Charlie Kocurek

Charlie Kocurek
Charlie stands by a grave circle in the Bronze Age site of Mycenae, a popular site for budding archaeologists like her to visit.

First-hand learning at ancient sites

As her plane neared Athens, Charlie pushed her forehead to the window, searching. There was the unmistakable shape of the Parthenon. She could hardly believe that soon she would be standing on the Acropolis, viewing these ancient structures with her own eyes.  

Charlie Kocurek took her first class in Greek and Roman Studies less than two years earlier. The professor’s enthusiasm and passion was infectious and Charlie was hooked. When she heard about Classical Studies Abroad, an upper level course taught in Greece, she made it her goal to join the trip. She took extra classes, saved up and applied for the Margareta von Rudloff Travel Assistance Award. That funding made it possible for Charlie to embark on a life-changing trip.

The Caryatids
The Caryatids (Porch of the Maidens) on the Athenian Acropolis quickly became one of Charlie’s favourite spots to take in the view of Athens.

Bringing the subject to life

Over the next three months, Charlie explored monuments, museums, history and architecture. A highlight was visiting the archaeological site of Menelaion. Standing on a site she’d researched so thoroughly made her realize the importance of first-hand experience.

“You can read all of the scholarship about a site, but when you are there in person, it can spark original ideas,” she says. “These are experiences you can’t get from reading books in a classroom on the other side of the world.”
The site of the Menelaion, a hero shrine, is one of Charlie’s personal favourite sites, and one that she feels will influence her future academic career.

Three months becomes six

ApothekeTowards the end of the trip, Dr. Brendan Burke, who was leading the course, took the group to his excavation at Ancient Eleon in central Boeotia.

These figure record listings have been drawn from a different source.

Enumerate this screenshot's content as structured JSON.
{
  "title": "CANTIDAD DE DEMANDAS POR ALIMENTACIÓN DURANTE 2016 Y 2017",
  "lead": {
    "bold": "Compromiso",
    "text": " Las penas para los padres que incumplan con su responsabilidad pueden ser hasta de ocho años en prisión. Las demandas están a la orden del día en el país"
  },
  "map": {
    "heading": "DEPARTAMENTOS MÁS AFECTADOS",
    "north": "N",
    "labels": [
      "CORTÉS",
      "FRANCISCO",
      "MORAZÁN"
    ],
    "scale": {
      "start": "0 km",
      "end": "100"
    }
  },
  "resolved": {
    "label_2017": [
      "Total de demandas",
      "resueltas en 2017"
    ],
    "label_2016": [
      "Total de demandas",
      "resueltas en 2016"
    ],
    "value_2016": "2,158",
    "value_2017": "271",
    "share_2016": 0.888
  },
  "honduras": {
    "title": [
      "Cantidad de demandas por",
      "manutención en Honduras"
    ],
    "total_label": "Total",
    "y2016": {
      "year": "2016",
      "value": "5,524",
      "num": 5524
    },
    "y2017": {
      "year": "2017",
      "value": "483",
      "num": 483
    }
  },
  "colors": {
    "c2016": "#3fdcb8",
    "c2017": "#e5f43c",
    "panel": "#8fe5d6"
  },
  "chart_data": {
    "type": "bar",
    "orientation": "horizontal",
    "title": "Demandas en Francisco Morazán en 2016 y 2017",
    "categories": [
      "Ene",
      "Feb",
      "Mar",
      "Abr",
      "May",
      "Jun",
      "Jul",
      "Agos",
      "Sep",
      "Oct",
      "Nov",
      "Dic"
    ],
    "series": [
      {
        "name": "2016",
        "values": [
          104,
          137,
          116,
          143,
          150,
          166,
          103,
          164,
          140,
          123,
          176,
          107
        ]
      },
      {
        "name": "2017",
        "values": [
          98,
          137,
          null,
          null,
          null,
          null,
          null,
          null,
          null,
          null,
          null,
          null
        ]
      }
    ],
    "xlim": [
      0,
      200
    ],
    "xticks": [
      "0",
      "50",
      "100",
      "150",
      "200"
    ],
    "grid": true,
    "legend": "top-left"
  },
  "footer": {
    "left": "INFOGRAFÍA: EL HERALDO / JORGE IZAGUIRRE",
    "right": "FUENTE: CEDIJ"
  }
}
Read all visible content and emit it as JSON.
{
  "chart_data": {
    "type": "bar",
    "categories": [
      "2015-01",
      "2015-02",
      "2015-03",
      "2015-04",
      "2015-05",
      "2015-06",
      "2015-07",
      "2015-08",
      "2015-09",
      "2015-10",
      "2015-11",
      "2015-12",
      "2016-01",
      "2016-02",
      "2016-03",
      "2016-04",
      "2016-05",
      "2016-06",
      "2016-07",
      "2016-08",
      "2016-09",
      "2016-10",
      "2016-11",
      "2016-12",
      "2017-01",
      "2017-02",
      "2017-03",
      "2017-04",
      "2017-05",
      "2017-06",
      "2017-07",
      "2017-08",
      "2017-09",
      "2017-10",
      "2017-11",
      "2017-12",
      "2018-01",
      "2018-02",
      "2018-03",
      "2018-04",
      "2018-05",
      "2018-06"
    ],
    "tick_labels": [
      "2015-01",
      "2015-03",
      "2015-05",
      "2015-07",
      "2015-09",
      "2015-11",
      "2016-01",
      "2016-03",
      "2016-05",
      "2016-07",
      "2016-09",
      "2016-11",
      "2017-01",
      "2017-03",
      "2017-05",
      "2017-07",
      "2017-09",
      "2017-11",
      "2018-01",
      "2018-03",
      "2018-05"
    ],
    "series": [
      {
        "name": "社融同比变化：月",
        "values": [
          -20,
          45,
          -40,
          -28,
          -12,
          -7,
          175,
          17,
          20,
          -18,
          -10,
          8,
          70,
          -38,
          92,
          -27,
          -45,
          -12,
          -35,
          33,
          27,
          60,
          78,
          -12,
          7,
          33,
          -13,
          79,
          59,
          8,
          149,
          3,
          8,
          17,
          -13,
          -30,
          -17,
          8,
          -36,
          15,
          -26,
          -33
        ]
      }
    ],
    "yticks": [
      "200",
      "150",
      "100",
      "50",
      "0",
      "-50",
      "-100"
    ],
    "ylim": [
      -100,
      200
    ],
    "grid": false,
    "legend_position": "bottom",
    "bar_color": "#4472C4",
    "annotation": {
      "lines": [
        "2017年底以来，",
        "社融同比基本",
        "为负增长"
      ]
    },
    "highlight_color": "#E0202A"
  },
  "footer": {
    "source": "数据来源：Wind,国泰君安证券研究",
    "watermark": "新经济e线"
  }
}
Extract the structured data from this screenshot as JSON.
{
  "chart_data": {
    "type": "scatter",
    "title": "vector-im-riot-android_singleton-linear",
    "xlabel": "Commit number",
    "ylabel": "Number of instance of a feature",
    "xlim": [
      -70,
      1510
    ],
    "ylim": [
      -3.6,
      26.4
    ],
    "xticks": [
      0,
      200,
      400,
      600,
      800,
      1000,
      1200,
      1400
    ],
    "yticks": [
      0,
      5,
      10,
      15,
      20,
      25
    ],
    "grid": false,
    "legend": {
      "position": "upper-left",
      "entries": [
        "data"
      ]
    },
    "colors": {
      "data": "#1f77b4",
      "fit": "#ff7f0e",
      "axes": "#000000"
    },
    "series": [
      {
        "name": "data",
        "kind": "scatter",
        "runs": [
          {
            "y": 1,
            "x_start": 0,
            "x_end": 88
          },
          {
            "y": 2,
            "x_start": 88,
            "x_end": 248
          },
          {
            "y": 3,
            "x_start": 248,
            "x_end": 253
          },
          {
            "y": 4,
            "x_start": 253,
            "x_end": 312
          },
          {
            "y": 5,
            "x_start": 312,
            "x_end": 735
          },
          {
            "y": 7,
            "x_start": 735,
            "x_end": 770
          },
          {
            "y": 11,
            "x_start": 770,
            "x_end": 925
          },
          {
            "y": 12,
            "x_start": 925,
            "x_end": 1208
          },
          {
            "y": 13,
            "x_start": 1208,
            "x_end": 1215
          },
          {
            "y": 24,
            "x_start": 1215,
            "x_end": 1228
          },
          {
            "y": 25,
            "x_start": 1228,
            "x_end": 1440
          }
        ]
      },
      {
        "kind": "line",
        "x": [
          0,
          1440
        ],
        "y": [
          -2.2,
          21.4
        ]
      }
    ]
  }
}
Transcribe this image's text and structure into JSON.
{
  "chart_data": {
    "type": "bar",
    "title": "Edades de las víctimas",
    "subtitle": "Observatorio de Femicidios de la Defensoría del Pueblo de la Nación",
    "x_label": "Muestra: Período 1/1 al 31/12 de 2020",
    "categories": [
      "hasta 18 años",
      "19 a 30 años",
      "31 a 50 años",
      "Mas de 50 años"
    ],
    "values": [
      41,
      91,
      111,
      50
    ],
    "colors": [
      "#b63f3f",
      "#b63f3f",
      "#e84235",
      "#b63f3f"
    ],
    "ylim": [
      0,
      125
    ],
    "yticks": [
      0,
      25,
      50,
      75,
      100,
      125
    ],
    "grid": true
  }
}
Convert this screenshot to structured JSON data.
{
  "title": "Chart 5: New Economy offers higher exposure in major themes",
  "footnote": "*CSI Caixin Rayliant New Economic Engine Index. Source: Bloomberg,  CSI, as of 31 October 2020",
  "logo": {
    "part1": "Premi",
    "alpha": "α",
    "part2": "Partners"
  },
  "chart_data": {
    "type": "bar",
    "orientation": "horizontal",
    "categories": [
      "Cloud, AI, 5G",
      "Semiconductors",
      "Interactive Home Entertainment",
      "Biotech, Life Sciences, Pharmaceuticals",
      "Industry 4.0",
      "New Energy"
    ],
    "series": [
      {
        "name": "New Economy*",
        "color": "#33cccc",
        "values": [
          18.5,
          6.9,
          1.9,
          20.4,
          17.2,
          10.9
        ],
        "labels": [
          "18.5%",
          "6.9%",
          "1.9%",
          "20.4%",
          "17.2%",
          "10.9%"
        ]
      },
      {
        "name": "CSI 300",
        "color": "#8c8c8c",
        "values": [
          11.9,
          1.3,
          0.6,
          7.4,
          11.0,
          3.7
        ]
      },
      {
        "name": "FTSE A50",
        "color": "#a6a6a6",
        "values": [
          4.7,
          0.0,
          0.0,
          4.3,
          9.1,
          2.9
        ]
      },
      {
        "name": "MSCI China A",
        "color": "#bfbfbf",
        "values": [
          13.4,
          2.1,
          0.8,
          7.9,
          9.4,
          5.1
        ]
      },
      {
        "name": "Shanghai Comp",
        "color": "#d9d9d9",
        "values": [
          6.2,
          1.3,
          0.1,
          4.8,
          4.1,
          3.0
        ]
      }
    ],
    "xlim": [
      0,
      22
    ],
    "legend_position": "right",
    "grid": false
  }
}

It was a rainy March day and the pits were mostly tarped up, but Charlie decided she couldn’t return to Victoria without being part of the dig. That evening, she knocked on Dr. Burke’s hotel room door and asked him to let her join the team. She would figure out flights, visa and other logistics later.

From May to the end of June, she spent her mornings excavating in the trenches and afternoons inventorying ceramic sherds. By the time she returned to Victoria, after six months abroad, Charlie had more hands-on experience than most graduate students. 

Ancient Eleon
At ancient Eleon, a few days before Charlie returned home from her life-changing trip.